Damn, her head drew back, and suddenly those big brown eyes were scrutinizing me intently. Ooookaaay . . . So, in my usual uncanny way to break the ice, I quipped, "Hey, I think you missed a spot." I pointed to my chin, pretending to frown.
She inched closer, climbing onto the couch. Leaning forward, she brushed her lips over my chin. Then while stroking my hair she actually began to use her words. "Jacob . . ." She was using that same tone of voice. I wished she would just let it out. I was itching to hear whatever it was that she needed to say. Why was it so hard for her to express her feelings all the time? Didn't she know she could tell me anything?
Her heart was pounding, and she swallowed nervously. "Did you believe me when I said I loved you?"
"Sure, sure." What else could I say? Where the hell was this going? Even Einstein couldn't figure out this equation.
"I meant it. You know I really do love you, don't you."
I smirked—yeah, I know, I was being an arrogant jerk. "I think you pretty much proved that a few minutes ago."

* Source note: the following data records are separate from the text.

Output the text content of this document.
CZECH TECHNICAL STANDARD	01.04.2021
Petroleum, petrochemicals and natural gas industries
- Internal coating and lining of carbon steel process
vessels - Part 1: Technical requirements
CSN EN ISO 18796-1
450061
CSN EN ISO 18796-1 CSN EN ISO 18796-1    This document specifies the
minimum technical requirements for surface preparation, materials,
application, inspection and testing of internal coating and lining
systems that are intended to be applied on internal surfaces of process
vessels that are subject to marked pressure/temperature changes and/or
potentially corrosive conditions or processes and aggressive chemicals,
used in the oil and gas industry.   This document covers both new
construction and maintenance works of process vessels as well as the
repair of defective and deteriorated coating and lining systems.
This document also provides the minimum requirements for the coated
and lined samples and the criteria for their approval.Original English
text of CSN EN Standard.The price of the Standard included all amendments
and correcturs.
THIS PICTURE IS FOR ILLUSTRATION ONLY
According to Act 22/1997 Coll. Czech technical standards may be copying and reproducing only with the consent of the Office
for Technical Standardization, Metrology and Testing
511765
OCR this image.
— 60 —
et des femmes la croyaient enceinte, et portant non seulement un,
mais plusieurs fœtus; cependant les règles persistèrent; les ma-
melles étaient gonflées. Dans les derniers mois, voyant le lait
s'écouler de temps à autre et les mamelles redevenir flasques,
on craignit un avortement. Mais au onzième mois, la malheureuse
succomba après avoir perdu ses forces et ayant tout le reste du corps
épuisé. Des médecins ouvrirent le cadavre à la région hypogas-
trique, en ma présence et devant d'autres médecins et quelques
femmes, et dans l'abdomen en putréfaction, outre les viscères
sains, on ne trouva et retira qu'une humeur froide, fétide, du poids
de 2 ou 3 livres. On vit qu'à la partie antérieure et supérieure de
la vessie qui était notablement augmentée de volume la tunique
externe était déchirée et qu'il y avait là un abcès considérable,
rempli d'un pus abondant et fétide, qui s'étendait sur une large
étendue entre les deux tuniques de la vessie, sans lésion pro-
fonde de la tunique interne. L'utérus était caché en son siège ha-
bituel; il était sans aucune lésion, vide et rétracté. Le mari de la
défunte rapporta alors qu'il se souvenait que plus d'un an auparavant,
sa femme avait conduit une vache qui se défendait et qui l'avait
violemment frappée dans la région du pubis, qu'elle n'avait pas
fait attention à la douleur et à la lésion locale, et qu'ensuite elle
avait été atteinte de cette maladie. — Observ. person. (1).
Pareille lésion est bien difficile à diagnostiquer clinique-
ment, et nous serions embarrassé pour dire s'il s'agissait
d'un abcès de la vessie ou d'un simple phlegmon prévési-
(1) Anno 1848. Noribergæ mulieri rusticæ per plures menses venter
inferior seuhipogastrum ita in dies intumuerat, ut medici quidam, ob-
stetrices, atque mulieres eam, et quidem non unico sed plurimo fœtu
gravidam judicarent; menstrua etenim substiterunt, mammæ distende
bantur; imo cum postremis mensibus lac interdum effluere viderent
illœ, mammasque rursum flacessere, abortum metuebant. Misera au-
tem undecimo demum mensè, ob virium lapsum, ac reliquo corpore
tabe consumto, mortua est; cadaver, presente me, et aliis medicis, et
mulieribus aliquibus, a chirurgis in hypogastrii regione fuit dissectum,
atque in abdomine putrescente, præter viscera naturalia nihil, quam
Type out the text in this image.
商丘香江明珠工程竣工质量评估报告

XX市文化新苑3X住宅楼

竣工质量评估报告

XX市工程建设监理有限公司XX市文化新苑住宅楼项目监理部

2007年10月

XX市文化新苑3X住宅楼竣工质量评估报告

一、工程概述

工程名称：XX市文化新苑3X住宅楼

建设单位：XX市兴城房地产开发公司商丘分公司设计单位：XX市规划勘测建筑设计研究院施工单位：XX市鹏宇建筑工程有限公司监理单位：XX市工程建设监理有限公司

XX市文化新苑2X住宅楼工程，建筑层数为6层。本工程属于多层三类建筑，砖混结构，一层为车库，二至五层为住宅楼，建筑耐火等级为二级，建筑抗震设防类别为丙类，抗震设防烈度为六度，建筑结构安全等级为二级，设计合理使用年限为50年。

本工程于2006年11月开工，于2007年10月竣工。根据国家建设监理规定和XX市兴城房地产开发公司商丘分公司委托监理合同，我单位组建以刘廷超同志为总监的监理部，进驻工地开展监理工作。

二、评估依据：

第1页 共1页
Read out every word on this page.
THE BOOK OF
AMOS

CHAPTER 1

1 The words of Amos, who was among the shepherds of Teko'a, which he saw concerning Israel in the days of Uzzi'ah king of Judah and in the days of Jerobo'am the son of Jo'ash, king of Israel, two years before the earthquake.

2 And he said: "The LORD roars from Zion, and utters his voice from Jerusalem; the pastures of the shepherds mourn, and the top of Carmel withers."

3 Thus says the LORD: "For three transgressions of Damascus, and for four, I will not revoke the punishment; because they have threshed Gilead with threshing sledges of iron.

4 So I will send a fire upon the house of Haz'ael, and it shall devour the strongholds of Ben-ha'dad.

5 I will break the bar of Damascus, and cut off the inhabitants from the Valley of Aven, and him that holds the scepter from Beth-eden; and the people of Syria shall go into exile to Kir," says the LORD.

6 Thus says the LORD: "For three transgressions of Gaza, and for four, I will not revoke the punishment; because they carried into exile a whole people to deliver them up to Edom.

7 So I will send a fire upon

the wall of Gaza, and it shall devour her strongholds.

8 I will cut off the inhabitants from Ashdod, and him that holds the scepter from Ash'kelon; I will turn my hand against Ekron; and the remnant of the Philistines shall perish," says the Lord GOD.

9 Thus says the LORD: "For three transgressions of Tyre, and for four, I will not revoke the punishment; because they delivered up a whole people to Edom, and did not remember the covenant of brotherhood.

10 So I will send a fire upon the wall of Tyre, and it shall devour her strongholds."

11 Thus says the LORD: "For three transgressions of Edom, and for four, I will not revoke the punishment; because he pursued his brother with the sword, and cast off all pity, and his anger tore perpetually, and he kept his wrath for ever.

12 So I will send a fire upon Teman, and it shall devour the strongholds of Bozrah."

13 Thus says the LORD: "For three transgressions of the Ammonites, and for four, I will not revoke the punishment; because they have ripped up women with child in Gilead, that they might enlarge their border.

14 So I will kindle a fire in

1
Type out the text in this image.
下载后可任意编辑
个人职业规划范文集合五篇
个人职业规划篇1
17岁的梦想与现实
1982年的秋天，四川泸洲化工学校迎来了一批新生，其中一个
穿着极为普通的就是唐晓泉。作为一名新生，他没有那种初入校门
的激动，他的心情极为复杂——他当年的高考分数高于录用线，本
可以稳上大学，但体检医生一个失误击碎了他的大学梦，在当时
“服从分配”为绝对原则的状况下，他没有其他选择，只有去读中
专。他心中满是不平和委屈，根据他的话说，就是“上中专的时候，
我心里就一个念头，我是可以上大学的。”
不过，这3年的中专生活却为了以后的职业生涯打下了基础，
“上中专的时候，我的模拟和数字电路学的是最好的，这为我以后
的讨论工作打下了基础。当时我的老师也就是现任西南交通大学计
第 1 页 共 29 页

The air in the room seemed to be strangely tingling with energy. She placed her hand over my heart, never taking her eyes from mine. "Yeah, but . . . I need you to feel it deep down in your soul. I don't want you to ever doubt that I love you . . . because I do."
I pulled her to me and kissed her 'til she was gasping for breath. Then in all seriousness, I answered. "I know."
I always thought that the line"I know" was so arrogant coming from Han Solo, but in this case it was what Bella needed to hear.